The study surveyed elite Swedish goalkeepers (both male and female) using the Hip and Groin Outcome Score (HGOS) early, mid, and late season, and the Oslo Sports Trauma Research Center Overuse Injury Questionnaire (OSTRC-O) survey administered every two weeks during the competitive season. Of the 128 players enrolled in the study, 79% completed the baseline HGOS, and 76% (mean) filled out the bi-weekly OSTRC-O(1). Every two weeks, a mean of 28% of respondents reported hip or groin problems. Of the respondents, 10% of the issues were severe. Overuse problems were more prevalent than acute injuries.

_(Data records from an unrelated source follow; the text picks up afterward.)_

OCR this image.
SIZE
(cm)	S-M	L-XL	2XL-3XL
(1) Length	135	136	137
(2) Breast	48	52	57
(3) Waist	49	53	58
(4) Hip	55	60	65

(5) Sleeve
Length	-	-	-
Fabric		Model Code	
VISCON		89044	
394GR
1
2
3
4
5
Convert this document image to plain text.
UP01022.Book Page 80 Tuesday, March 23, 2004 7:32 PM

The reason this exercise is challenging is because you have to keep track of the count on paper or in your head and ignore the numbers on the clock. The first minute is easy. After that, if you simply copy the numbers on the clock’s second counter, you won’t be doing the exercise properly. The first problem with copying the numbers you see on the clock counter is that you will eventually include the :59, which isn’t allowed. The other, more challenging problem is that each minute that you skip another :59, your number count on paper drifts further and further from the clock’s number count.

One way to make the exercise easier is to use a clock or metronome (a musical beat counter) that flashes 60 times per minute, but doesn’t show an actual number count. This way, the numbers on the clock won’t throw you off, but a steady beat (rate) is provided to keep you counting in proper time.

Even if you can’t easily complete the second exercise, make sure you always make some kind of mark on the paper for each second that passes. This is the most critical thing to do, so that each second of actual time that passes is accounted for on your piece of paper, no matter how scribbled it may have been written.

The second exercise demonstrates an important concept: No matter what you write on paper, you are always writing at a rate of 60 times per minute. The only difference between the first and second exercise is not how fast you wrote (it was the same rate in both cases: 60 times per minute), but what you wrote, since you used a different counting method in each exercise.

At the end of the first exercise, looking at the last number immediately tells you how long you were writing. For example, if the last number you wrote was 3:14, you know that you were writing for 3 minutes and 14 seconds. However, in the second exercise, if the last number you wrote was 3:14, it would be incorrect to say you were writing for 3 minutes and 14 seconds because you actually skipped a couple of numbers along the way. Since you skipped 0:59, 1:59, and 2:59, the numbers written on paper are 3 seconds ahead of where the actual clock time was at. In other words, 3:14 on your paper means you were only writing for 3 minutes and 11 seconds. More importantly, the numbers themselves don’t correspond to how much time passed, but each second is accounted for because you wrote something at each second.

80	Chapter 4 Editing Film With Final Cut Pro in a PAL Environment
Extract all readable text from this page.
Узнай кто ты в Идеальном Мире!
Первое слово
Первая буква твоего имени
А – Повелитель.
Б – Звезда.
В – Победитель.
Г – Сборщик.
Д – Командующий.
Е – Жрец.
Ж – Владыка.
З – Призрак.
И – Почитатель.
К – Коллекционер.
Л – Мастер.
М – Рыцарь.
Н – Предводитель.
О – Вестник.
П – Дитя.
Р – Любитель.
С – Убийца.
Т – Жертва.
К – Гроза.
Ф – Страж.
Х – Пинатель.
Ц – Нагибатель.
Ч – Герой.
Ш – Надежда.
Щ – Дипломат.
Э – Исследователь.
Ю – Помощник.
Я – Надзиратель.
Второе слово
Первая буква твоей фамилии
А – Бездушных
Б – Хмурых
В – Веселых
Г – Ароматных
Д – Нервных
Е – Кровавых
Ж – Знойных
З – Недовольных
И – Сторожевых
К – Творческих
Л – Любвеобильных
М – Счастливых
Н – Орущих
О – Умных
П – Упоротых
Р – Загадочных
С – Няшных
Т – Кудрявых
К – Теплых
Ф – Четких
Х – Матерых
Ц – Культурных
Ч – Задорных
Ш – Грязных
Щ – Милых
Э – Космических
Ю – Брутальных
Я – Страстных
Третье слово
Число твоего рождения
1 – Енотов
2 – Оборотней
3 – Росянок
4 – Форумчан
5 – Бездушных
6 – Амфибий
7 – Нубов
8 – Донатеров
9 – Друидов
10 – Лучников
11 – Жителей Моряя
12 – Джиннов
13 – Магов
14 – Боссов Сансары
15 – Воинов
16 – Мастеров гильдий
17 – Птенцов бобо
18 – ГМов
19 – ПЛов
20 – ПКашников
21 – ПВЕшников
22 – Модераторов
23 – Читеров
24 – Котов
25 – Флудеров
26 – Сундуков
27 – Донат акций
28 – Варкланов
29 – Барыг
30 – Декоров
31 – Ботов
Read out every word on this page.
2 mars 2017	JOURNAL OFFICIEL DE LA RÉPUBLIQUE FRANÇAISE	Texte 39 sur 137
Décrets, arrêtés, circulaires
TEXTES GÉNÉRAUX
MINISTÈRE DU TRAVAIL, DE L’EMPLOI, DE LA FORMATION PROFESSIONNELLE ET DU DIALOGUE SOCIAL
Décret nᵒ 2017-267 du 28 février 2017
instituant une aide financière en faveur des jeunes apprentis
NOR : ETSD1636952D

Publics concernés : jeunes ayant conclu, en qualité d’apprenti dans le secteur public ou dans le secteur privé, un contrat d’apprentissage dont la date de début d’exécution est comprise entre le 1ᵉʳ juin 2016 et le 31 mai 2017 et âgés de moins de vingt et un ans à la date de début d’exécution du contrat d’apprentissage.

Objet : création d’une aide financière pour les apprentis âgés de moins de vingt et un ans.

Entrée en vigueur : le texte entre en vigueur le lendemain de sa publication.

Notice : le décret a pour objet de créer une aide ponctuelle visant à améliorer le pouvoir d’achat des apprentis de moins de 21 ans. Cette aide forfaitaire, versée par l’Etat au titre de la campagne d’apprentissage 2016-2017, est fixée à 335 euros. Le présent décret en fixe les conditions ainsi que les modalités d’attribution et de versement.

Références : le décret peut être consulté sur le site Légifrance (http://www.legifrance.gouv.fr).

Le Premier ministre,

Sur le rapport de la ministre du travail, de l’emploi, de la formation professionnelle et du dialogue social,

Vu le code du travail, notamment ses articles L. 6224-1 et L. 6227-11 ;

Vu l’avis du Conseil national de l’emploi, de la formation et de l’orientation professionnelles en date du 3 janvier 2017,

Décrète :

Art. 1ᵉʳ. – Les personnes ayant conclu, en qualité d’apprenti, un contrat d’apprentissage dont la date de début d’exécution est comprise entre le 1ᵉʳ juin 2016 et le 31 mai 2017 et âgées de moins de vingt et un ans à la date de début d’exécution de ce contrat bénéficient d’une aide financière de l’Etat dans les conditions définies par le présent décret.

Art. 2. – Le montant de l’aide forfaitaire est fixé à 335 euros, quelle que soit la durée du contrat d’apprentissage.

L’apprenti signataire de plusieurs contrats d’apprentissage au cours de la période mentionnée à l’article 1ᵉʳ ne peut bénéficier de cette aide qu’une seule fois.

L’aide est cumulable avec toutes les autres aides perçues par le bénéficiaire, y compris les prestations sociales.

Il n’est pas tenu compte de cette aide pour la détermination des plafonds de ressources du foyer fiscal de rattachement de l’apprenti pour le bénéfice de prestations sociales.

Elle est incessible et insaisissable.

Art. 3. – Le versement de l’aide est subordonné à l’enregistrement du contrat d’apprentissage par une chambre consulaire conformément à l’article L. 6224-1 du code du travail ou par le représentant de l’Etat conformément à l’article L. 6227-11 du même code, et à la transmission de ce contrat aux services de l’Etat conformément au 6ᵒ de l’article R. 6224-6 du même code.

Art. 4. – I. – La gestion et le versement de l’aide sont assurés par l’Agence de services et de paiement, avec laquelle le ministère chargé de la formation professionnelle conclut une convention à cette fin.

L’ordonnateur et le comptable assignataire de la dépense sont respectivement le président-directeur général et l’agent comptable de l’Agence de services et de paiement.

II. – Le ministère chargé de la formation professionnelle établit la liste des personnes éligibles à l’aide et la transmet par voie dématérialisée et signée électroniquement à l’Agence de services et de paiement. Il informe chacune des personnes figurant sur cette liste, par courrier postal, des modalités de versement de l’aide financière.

Of the elite goalies enrolled in the study, 69% reported a hip or groin problem during one competitive season. These issues impacted performance in 36% of the respondents. The findings of this study point to the fact that many goalkeepers continue to play while suffering from groin and hip pain.

Practical implications

While the subjects of this study were elite athletes, young goalies train to perform the same maneuvers. Goalies require extreme ranges of hip motion and experience large forces at the hip joint. The authors of the study suggest that they resemble baseball pitchers in this regard. Just as pitchers are required to keep a pitch count to prevent overuse, perhaps developing goalkeepers should also be monitored for excessive hip loading.

The authors also looked to the work done in the soccer sphere for guidance on groin injury prevention. They proposed that strengthening the adductor muscles may help prevent groin injuries, especially early in the season. Strengthening programs may be most helpful in those identified as having strength deficits. Initially validated on soccer players, the 5-second squeeze test quickly identifies those with groin and hip weakness(2).

Limitations to this study include self-reported survey format, which may bias toward those who have hip or groin issues. The questionnaires were administered every two weeks instead of every week. Studies validate accurate sports injury recall during this interval of time; however, this too may be a limitation to the study(1). Finally, the survey was not able to determine the type or severity of the reported injuries. While hockey injuries may be prolific in the mid-winter season, keep in mind the young athletes playing year-round sports. Identify hip weakness early, address with preventative strengthening, and encourage athletes to report pain and adjust load accordingly.

References

  1. Orthop J Sports Med. 2019;7(12):2325967119892586
  2. Orthop J Sports Med. 2019 Feb; 7(2): 2325967119825858.